I think you drastically underestimate the likelihood of a teenager from any social class or level of intelligence having unprotected sex. It happens all the time.

And while I understand you're looking for reasons to be critical to fight your natural inclination to simply love the film, I think it's fair to point out that none of us would have enjoyed a movie about a poverty-stricken minority girl who gets pregnant and can't find any options besides having an abortion and sacrificing her education and future economic welfare.

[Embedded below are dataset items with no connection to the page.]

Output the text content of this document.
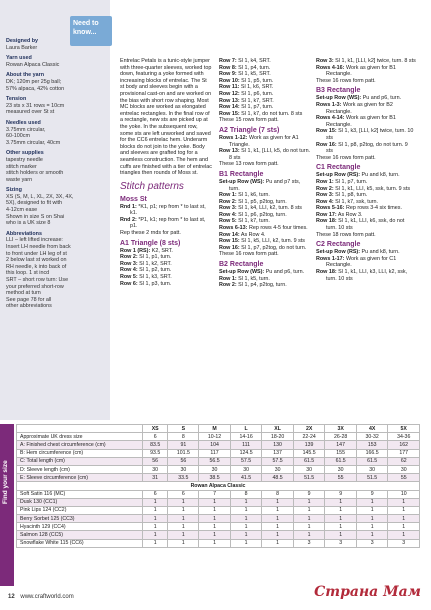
Need to know...
Designed by
Laura Barker
Yarn used
Rowan Alpaca Classic
About the yarn
DK; 120m per 25g ball;
57% alpaca, 42% cotton
Tension
23 sts x 31 rows = 10cm
measured over St st
Needles used
3.75mm circular,
60-100cm
3.75mm circular, 40cm
Other supplies
tapestry needle
stitch marker
stitch holders or smooth
waste yarn
Sizing
XS (S, M, L, XL, 2X, 3X, 4X,
5X), designed to fit with
4-12cm ease
Shown in size S on Shai
who is a UK size 8
Abbreviations
LLI – left lifted increase:
Insert LH needle from back
to front under LH leg of st
2 below last st worked on
RH needle, k into back of
this loop. 1 st incd
SRT – short row turn: Use
your preferred short-row
method at turn
See page 78 for all
other abbreviations

Entrelac Petals is a tunic-style jumper with three-quarter sleeves, worked top down, featuring a yoke formed with increasing blocks of entrelac. The St st body and sleeves begin with a provisional cast-on and are worked on the bias with short row shaping. Most MC blocks are worked as elongated entrelac rectangles. In the final row of a rectangle, new sts are picked up at the yoke. In the subsequent row, some sts are left unworked and saved for the CC6 entrelac hem. Underarm blocks do not join to the yoke. Body and sleeves are grafted tog for a seamless construction. The hem and cuffs are finished with a tier of entrelac triangles then rounds of Moss st.

Stitch patterns
Moss St

Rnd 1: *K1, p1; rep from * to last st, k1.

Rnd 2: *P1, k1; rep from * to last st, p1.

Rep these 2 rnds for patt.

A1 Triangle (8 sts)

Row 1 (RS): K2, SRT.

Row 2: Sl 1, p1, turn.

Row 3: Sl 1, k2, SRT.

Row 4: Sl 1, p2, turn.

Row 5: Sl 1, k3, SRT.

Row 6: Sl 1, p3, turn.

Row 7: Sl 1, k4, SRT.

Row 8: Sl 1, p4, turn.

Row 9: Sl 1, k5, SRT.

Row 10: Sl 1, p5, turn.

Row 11: Sl 1, k6, SRT.

Row 12: Sl 1, p6, turn.

Row 13: Sl 1, k7, SRT.

Row 14: Sl 1, p7, turn.

Row 15: Sl 1, k7, do not turn. 8 sts

These 15 rows form patt.

A2 Triangle (7 sts)

Rows 1-12: Work as given for A1 Triangle.

Row 13: Sl 1, k1, [LLI, k5, do not turn. 8 sts

These 13 rows form patt.

B1 Rectangle

Set-up Row (WS): Pu and p7 sts, turn.

Row 1: Sl 1, k6, turn.

Row 2: Sl 1, p5, p2tog, turn.

Row 3: Sl 1, k4, LLI, k2, turn. 8 sts

Row 4: Sl 1, p6, p2tog, turn.

Row 5: Sl 1, k7, turn.

Rows 6-13: Rep rows 4-5 four times.

Row 14: As Row 4.

Row 15: Sl 1, k5, LLI, k2, turn. 9 sts

Row 16: Sl 1, p7, p2tog, do not turn.

These 16 rows form patt.

B2 Rectangle

Set-up Row (WS): Pu and p6, turn.

Row 1: Sl 1, k5, turn.

Row 2: Sl 1, p4, p2tog, turn.

Row 3: Sl 1, k1, [LLI, k2] twice, turn. 8 sts

Rows 4-16: Work as given for B1 Rectangle.

These 16 rows form patt.

B3 Rectangle

Set-up Row (WS): Pu and p6, turn.

Rows 1-3: Work as given for B2 Rectangle.

Rows 4-14: Work as given for B1 Rectangle.

Row 15: Sl 1, k3, [LLI, k2] twice, turn. 10 sts

Row 16: Sl 1, p8, p2tog, do not turn. 9 sts

These 16 rows form patt.

C1 Rectangle

Set-up Row (RS): Pu and k8, turn.

Row 1: Sl 1, p7, turn.

Row 2: Sl 1, k1, LLI, k5, ssk, turn. 9 sts

Row 3: Sl 1, p8, turn.

Row 4: Sl 1, k7, ssk, turn.

Rows 5-16: Rep rows 3-4 six times.

Row 17: As Row 3.

Row 18: Sl 1, k1, LLI, k6, ssk, do not turn. 10 sts

These 18 rows form patt.

C2 Rectangle

Set-up Row (RS): Pu and k8, turn.

Rows 1-17: Work as given for C1 Rectangle.

Row 18: Sl 1, k1, LLI, k3, LLI, k2, ssk, turn. 10 sts

Find your size
	XS	S	M	L	XL	2X	3X	4X	5X
Approximate UK dress size	6	8	10-12	14-16	18-20	22-24	26-28	30-32	34-36
A: Finished chest circumference (cm)	83.5	91	104	111	130	139	147	153	162
B: Hem circumference (cm)	93.5	101.5	117	124.5	137	145.5	155	166.5	177
C: Total length (cm)	56	56	56.5	57.5	57.5	61.5	61.5	61.5	62
D: Sleeve length (cm)	30	30	30	30	30	30	30	30	30
E: Sleeve circumference (cm)	31	33.5	38.5	41.5	48.5	51.5	55	51.5	55
Rowan Alpaca Classic									
Soft Satin 116 (MC)	6	6	7	8	8	9	9	9	10
Dusk 130 (CC1)	1	1	1	1	1	1	1	1	1
Pink Lips 124 (CC2)	1	1	1	1	1	1	1	1	1
Berry Sorbet 125 (CC3)	1	1	1	1	1	1	1	1	1
Hyacinth 129 (CC4)	1	1	1	1	1	1	1	1	1
Salmon 128 (CC5)	1	1	1	1	1	1	1	1	1
Snowflake White 115 (CC6)	1	1	1	1	1	3	3	3	3
12 www.craftworld.com	Страна Мам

a ppcc representative said...

Brian - Two years late, but I was just re-reading these comments and I feel compelled to correct: (1) I don't think I have any "natural inclination" to "love" this film. I think being manipulated by something - e.g. a credit card commercial - doesn't mean I love it. And Juno definitely manipulated me: laughter and tears, yes, but reluctantly given and not really appreciated. (2) I don't think there are any stories that are, by their nature, inherently unenjoyable. Even stories about low-income girls facing difficult decisions. Anything can be well-told; content doesn't limit a storyteller's skill or an audience's pleasure. Even "evil" or "morally incorrect" content can be presented in a way that's appreciated by audiences/critics - consider extreme drugs (Trainspotting), extreme violence (Old Boy), incest (Code 46; Sophocles!), a mother killing her kids (Euripides), complete genocide of humanity (Battlestar Galactica), or even - Heaven forfend - divorce (Kramer vs. Kramer). If anything, my moral admonishment of Juno is that it perpetuates a fantasy, and doesn't give credit where credit's due (i.e. to the people who DON'T have easy solutions at hand).

Quotes Worth Repeating said...

As far as boyfriends go, Paulie Bleeker is totally boss. He is the cheese to my macaroni. And, I know that people are supposed to fall in love before they reproduce, but… I guess normalcy isn’t really our style.